There’s an almost-understandable case for why some people would push for a herd immunity strategy. We are isolated from those we care about, businesses are hurting, education has suffered, and so has our mental health. What if we could just get back to some parts of normal life and contain the risks to those who are least likely to get hurt?

This thinking has proved reckless. Sweden, a country that pursued a more permissive strategy when it came to social distancing, has a much higher death rate than fellow Scandinavian countries.

And look at what happened in Manaus, Brazil: The city of around 2 million people experienced one of the most severe, unchecked Covid-19 outbreaks in the world. Researchers now estimate that between 44 and 66 percent of the city’s population was infected with the virus, which means it’s possible herd immunity has been achieved there (another estimate pegged the infection rate at 76 percent). But during its epidemic period, there were four times as many deaths as normal in Manaus for that point in the year.

More typically, the term “herd immunity” is referred to in the context of vaccination campaigns against contagious viruses such as measles. The concept helps public health officials think through the math of how many people in a population need to be vaccinated to prevent outbreaks. It’s not meant to be applied to control a pandemic through natural infection. Here are five reasons why:

  1. Even if we could limit exposure to the people least likely to die of Covid-19, this group still can suffer immense consequences from the infection — such as hospitalization, long-term symptoms, organ damage, missed work, high medical bills, and yes, death.
  2. Herd immunity is a very high bar to reach from natural infections. There’s no single, perfect estimate of what percentage of the US population has already been infected by the virus. But by all accounts, it’s nowhere near the figure needed for herd immunity to kick in. The CDC now estimates that there have been 91 million SARS-CoV-2 infections in the US — around 27 percent of the population (though this may be an overestimate). It would take around 60 percent of the population to achieve herd immunity. That’s a rough guess; it could be higher. So we’re about halfway there. Who wants to double the destruction already caused by this virus? In the US, more than 330,000 people have died. (Plus, herd immunity doesn’t work on a nationwide basis but a community-by-community basis. In other words, some communities are still much more vulnerable than others.)
  3. Scientists don’t know how long naturally acquired immunity to the virus lasts, or how common reinfections might be. If immunity wanes and the reinfection rate is high, it will be all the more difficult to build up herd immunity.
  4. By letting the pandemic rage, we risk overshooting the herd immunity threshold. Once you hit the herd immunity threshold, it doesn’t mean the pandemic is over. “All it means is that, on average, each infection causes less than one ongoing infection,” Harvard epidemiologist Bill Hanage told me. “That’s of limited use if you’ve already got a million people infected.” If each infection causes an average of 0.8 new infections, the epidemic will slow. But 0.8 isn’t zero. If a million people are infected at the time herd immunity is reached, per Hanage’s example, those already-infected people may infect 800,000 more.
  5. A herd immunity strategy is likely to harm some groups more than others. There are multiple reasons someone could experience a severe case of Covid-19. It’s not just age — conditions such as diabetes and hypertension also exacerbate risk. So do societal factors including poverty, working conditions, and incarceration.
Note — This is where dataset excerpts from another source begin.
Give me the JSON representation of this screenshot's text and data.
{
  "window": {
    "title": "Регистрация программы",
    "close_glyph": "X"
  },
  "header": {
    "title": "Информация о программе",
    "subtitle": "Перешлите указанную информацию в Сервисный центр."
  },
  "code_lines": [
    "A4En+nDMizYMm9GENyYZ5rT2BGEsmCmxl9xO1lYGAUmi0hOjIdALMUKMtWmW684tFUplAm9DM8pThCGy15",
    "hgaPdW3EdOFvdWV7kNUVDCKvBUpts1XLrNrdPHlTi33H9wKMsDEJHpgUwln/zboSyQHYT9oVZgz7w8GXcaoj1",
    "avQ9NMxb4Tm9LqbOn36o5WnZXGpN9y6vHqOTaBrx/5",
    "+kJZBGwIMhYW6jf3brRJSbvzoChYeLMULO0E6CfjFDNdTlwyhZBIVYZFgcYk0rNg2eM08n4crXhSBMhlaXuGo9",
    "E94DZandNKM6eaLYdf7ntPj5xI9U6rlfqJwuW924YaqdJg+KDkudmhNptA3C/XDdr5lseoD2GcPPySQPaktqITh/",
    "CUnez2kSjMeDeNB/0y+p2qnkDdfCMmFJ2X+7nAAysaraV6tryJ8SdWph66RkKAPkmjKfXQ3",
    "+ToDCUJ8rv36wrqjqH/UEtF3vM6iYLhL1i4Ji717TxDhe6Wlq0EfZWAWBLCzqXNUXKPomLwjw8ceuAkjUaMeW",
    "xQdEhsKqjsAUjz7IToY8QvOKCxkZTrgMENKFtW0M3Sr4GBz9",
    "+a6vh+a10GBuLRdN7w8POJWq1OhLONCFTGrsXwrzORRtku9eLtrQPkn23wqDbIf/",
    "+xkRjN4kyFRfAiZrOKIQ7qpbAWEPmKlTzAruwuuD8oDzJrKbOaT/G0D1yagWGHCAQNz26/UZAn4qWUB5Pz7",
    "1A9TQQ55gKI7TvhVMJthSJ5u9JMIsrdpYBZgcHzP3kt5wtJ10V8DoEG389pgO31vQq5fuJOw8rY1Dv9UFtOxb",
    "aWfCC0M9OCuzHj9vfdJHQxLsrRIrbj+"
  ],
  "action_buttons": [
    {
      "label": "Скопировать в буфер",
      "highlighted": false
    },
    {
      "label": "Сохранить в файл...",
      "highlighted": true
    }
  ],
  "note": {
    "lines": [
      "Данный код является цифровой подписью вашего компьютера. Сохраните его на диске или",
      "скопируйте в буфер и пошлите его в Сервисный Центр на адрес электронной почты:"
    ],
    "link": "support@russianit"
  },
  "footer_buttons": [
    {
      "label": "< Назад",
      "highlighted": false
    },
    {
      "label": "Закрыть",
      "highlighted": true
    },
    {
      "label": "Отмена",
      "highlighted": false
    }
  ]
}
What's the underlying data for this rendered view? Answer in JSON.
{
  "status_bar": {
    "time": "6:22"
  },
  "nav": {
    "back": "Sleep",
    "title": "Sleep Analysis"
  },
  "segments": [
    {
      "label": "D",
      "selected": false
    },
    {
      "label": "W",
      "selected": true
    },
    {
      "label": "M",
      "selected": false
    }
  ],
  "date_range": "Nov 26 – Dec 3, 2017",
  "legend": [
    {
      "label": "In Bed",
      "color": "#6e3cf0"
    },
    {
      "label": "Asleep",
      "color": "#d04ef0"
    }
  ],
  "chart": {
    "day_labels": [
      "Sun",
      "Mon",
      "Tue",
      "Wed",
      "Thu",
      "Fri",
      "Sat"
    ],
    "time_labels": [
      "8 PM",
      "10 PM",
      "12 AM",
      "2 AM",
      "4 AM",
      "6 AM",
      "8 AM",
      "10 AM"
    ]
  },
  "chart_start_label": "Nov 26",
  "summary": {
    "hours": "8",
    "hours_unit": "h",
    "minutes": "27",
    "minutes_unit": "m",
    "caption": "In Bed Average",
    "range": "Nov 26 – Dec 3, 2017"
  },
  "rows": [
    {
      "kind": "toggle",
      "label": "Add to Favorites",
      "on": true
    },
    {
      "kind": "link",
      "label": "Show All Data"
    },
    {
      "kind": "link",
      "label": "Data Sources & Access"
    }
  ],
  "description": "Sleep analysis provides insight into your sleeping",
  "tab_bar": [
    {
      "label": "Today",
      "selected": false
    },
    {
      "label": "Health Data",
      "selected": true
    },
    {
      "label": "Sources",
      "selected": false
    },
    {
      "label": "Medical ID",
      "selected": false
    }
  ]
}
In the US, severe Covid-19 deaths have disproportionately impacted minorities and less advantaged populations. Encouraging herd immunity through coronavirus infection risks further isolating these already marginalized communities from society, since they may not feel safe in a more relaxed environment. Or, even worse, we risk sacrificing their health in the name of reaching a level of population immunity sufficient to control the virus.

Soon, herd immunity will be a good thing — because of vaccines

Thankfully, we now have a means of building up herd immunity without the risks conferred by infections: vaccines. Unlike the immunity conferred by an actual viral infection, immunity obtained via vaccine doesn’t come with the cost of sickness and death. Vaccines are safe. And while they won’t turn the pandemic around overnight, they will help end it.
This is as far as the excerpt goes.